UK CIVIL engineering contractors are facing a double whammy of falling workload and crippling skills shortages.

End of year figures from the Department of the Environment Transport and the Regions show that infrastructure orders fell 18% in 1997, compared to the previous year. This collapse took place despite an overall 5% increase in new construction orders during 1997, a 33% rise in industrial orders and a 13% jump in commercial building.

Sector breakdown figures - which take no account of inflation - show that roads orders were virtually halved to £936M, by far the lowest level for the last five years. Orders in the 'other' category - which is dominated by rail projects - dropped 18%, reflecting the end of tunnelling on the Jubilee Line Extension.

The only saving grace for civils was the utility sector. Water orders were up 16%, electricity 28% and sewerage 37%.

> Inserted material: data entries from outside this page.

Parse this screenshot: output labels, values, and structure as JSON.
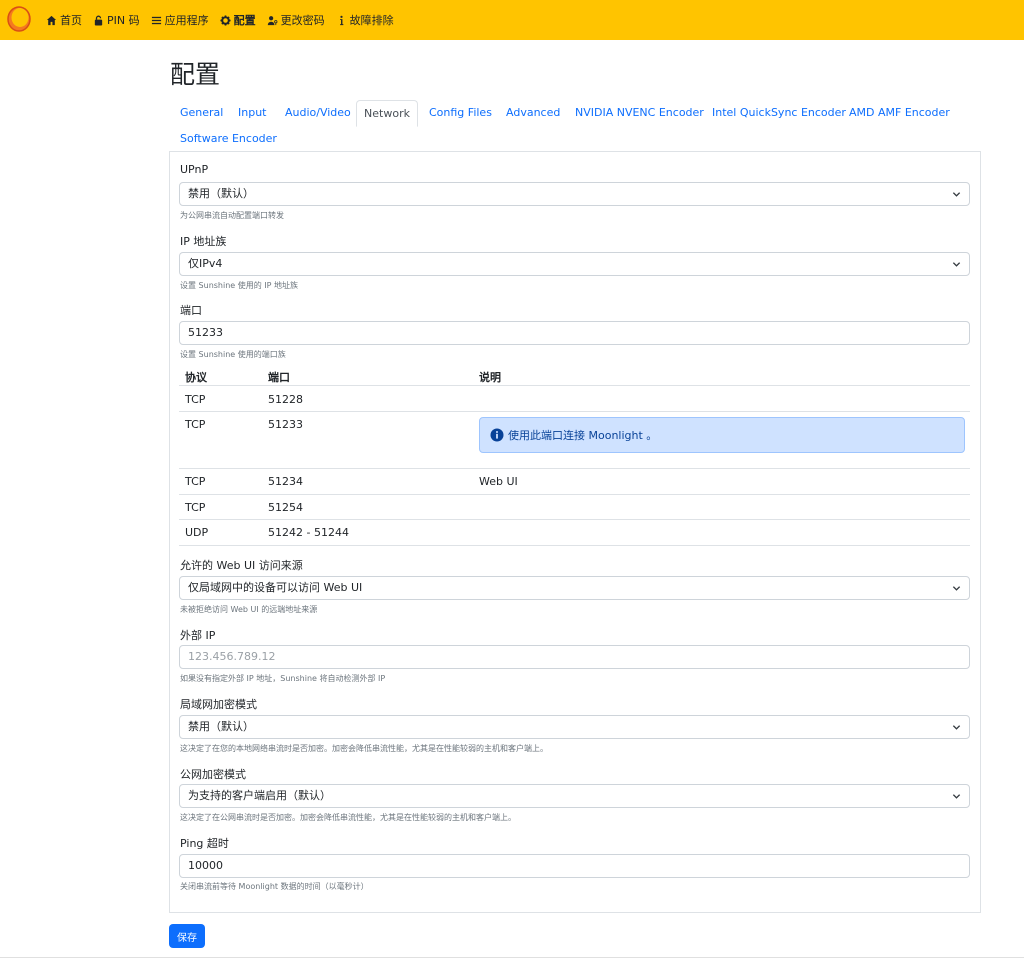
{
  "nav": {
    "items": [
      {
        "label": "首页",
        "icon": "home-icon"
      },
      {
        "label": "PIN 码",
        "icon": "lock-icon"
      },
      {
        "label": "应用程序",
        "icon": "list-icon"
      },
      {
        "label": "配置",
        "icon": "gear-icon"
      },
      {
        "label": "更改密码",
        "icon": "user-key-icon"
      },
      {
        "label": "故障排除",
        "icon": "info-icon"
      }
    ],
    "active_index": 3,
    "accent": "#ffc400"
  },
  "page": {
    "title": "配置"
  },
  "tabs": [
    {
      "label": "General"
    },
    {
      "label": "Input"
    },
    {
      "label": "Audio/Video"
    },
    {
      "label": "Network"
    },
    {
      "label": "Config Files"
    },
    {
      "label": "Advanced"
    },
    {
      "label": "NVIDIA NVENC Encoder"
    },
    {
      "label": "Intel QuickSync Encoder"
    },
    {
      "label": "AMD AMF Encoder"
    },
    {
      "label": "Software Encoder"
    }
  ],
  "active_tab": "Network",
  "fields": {
    "upnp": {
      "label": "UPnP",
      "value": "禁用（默认）",
      "hint": "为公网串流自动配置端口转发"
    },
    "ip_family": {
      "label": "IP 地址族",
      "value": "仅IPv4",
      "hint": "设置 Sunshine 使用的 IP 地址族"
    },
    "port": {
      "label": "端口",
      "value": "51233",
      "hint": "设置 Sunshine 使用的端口族"
    },
    "origin": {
      "label": "允许的 Web UI 访问来源",
      "value": "仅局域网中的设备可以访问 Web UI",
      "hint": "未被拒绝访问 Web UI 的远端地址来源"
    },
    "external_ip": {
      "label": "外部 IP",
      "placeholder": "123.456.789.12",
      "hint": "如果没有指定外部 IP 地址，Sunshine 将自动检测外部 IP"
    },
    "lan_encryption": {
      "label": "局域网加密模式",
      "value": "禁用（默认）",
      "hint": "这决定了在您的本地网络串流时是否加密。加密会降低串流性能，尤其是在性能较弱的主机和客户端上。"
    },
    "wan_encryption": {
      "label": "公网加密模式",
      "value": "为支持的客户端启用（默认）",
      "hint": "这决定了在公网串流时是否加密。加密会降低串流性能，尤其是在性能较弱的主机和客户端上。"
    },
    "ping_timeout": {
      "label": "Ping 超时",
      "value": "10000",
      "hint": "关闭串流前等待 Moonlight 数据的时间（以毫秒计）"
    }
  },
  "port_table": {
    "headers": [
      "协议",
      "端口",
      "说明"
    ],
    "rows": [
      {
        "protocol": "TCP",
        "port": "51228",
        "note": ""
      },
      {
        "protocol": "TCP",
        "port": "51233",
        "note": "使用此端口连接 Moonlight 。"
      },
      {
        "protocol": "TCP",
        "port": "51234",
        "note": "Web UI"
      },
      {
        "protocol": "TCP",
        "port": "51254",
        "note": ""
      },
      {
        "protocol": "UDP",
        "port": "51242 - 51244",
        "note": ""
      }
    ]
  },
  "save_label": "保存"
}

Falling workload and the more attractive rewards of other construction sectors is causing operatives to flee the industry. Only last week, Tarmac chief executive and Major Contractors Group chairman Sir Neville Simms warned that delays to the construction of the Channel Tunnel Rail Link 'would endanger the skills base within the civils sector'. He added: 'It's already at a very low ebb and is steadily leaking away'.

Construction Forecasting & Research this week released the results of a survey of civils contractors which revealed that almost half were reporting skills shortages in the last quarter of 1997. In particularly short supply were formwork carpenters and bricklayers.